8th Speaker of the Parliament
- In office 24 January 1964 – 17 December 1964
- Prime Minister: Sirimavo Bandaranaike
- Preceded by: R. S. Pelpola
- Succeeded by: Albert Peries

Member of the Ceylon Parliament for Nattandiya
- In office 1956–1960
- Preceded by: Albert Peries
- Succeeded by: Albert Peries

Member of the Ceylon Parliament for Wennappuwa
- In office 1960–1965
- Preceded by: seat created
- Succeeded by: Festus Perera

Member of the Ceylon Parliament for Nattandiya
- In office 1968–1970
- Preceded by: Albert Peries
- Succeeded by: Harold Herath

Personal details
- Born: 17 November 1916
- Died: 2 April 1992 (aged 75) Ratnapura
- Party: United National Party Sri Lanka Freedom Party

= Hugh Fernando =

Sri Lankan politician (1916–1992)

Warnakulasuriya Ichchampullige Hugh Fernando (17 November 1916 -2 April 1992) was a Sri Lankan politician born in Nainamadama. He was the Speaker of the Sri Lankan Parliament.

In 1952 he contested election from Nattandiya electoral district as an independent candidate and lost to former speaker Albert Peries by 306 votes. Hugh was determined to defeat Peries in the next elections. By keeping to the proverb "failures are the pillars of success" he organised well in the electoral district. He started workers' unions and many other societies and thereby strengthened his power. He published a newspaper called Janatha Hatana (struggle of workers) which contained good news about workers.

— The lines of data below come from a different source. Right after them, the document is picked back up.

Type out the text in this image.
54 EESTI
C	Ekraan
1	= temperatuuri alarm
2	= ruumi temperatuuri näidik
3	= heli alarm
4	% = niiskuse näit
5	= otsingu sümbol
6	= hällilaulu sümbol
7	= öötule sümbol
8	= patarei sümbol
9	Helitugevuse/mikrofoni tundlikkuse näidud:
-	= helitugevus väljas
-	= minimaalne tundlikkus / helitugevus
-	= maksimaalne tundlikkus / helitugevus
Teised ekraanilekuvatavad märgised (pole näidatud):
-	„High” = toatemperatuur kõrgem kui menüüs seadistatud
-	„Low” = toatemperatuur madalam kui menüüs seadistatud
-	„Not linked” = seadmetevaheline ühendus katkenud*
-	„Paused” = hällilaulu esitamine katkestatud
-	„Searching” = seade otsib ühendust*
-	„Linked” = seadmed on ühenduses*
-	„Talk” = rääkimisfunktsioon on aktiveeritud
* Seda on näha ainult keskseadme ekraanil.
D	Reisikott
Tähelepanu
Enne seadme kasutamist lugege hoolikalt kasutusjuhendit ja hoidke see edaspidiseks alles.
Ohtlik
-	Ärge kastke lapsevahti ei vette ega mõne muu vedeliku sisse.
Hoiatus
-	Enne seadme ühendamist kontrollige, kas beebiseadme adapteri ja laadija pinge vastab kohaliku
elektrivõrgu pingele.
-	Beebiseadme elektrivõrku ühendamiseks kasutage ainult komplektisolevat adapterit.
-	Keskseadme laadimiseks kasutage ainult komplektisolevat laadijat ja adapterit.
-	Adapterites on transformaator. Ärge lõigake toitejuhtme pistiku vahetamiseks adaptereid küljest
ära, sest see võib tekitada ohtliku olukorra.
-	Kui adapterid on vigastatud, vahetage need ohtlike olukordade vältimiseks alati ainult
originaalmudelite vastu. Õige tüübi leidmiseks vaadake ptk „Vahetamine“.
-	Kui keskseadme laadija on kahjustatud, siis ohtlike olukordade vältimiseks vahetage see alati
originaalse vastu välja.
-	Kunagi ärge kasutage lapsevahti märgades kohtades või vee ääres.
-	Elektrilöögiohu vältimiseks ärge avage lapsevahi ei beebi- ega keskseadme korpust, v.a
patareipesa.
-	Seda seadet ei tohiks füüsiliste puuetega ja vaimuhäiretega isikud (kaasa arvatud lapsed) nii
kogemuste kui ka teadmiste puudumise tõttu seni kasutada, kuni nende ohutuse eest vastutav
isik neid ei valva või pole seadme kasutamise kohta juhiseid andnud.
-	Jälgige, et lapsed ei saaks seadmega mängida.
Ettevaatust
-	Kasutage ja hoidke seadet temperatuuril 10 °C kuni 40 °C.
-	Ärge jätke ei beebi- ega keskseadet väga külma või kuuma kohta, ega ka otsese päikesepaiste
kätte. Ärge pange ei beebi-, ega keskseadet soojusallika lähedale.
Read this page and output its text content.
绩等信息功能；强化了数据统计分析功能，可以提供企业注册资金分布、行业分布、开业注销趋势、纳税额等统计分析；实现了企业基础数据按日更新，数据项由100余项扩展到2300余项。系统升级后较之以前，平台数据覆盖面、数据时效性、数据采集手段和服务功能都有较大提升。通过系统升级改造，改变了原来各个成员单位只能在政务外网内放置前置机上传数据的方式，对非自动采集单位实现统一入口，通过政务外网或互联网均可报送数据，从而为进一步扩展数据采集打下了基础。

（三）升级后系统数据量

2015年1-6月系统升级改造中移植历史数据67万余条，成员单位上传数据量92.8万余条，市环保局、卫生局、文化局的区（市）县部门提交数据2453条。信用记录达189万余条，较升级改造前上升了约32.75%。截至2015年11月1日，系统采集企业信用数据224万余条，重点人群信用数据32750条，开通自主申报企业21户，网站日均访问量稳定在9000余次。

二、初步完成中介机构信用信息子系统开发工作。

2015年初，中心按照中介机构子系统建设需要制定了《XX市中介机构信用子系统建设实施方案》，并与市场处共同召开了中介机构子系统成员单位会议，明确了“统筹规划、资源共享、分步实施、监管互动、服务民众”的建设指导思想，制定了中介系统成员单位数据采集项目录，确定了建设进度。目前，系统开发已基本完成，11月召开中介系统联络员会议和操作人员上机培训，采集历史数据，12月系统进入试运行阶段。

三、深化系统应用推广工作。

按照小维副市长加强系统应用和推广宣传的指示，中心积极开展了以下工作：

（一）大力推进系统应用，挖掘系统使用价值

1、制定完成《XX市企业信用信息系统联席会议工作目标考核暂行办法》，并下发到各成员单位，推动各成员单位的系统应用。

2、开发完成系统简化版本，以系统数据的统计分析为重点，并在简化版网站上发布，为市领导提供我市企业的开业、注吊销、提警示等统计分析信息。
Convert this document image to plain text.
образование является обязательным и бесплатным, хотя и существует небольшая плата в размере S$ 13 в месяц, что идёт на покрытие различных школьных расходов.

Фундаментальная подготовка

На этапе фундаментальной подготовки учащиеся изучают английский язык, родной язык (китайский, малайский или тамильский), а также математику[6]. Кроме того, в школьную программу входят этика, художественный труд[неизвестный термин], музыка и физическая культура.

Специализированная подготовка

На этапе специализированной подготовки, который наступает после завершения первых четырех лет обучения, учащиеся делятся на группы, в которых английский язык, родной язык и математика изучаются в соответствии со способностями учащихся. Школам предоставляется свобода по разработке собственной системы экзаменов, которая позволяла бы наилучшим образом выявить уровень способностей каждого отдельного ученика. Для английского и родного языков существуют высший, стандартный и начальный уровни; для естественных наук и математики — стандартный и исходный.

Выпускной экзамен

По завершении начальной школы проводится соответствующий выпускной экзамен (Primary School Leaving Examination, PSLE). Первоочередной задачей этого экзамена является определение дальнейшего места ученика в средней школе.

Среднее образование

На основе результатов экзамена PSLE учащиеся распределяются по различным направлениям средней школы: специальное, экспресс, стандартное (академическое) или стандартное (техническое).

At the 1956 general elections Fernando contested the Nattandiya electorate again as an independent candidate. He contacted a communicable disease and could not attend election meetings. Following medical advice he stayed at home. His 10-year-old daughter Ivy addressed meetings on behalf of her father. When the result was announced at this Puttalam Kachcheri, Fernando was declared the winner by a comfortable majority and was appointed as Parliamentary Secretary to the Minister of Agriculture & Food by Prime Minister S. W. R. D. Bandaranaike. In March 1960 he contested newly created Wennappuwa electorate and was elected Deputy Chairman of Committees. In the same year's July election he won it and was elected as Deputy Speaker & Chairman of Committees.

In 1964 following the resignation of Speaker R. S. Pelpola Fernando was elected eighth Speaker of the Parliament. When the Press Bill to take over Lake House was presented in parliament in December, the votes were equally divided and Fernando gave his famous deciding vote against and defeated the bill. Consequently, the Sirimavo Bandaranaike government had it resign.

Hugh did not contest at the 1965 general elections when the United National Party government came into power Hugh was appointed Sri Lanka High Commissioner in Pakistan. When Sir Albert Peries the Speaker and MP for Nattandiya died in 1968 Fernando returned to Sri Lanka and was elected at the by-election for the Nattandiya electorate. Fernando was then appointed Minister of Trade and Commerce in the Prime Minister Dudley Senanayake's cabinet.

Fernando did not contest a seat in the 1977 general elections.

Consequently, he crossed over to the Sri Lanka Freedom Party and became their chief organiser in the Puttalam District. He took part in a giant walk called 'Pada Yathra' from Colombo to Kataragama organised by the then deputy leader of opposition Mahinda Rajapaksa to protest against some undemocratic activities of the UNP government. Whilst taking part in the walk Fernando fell ill and was admitted to Ratnapura hospital where he died on 2 April 1992.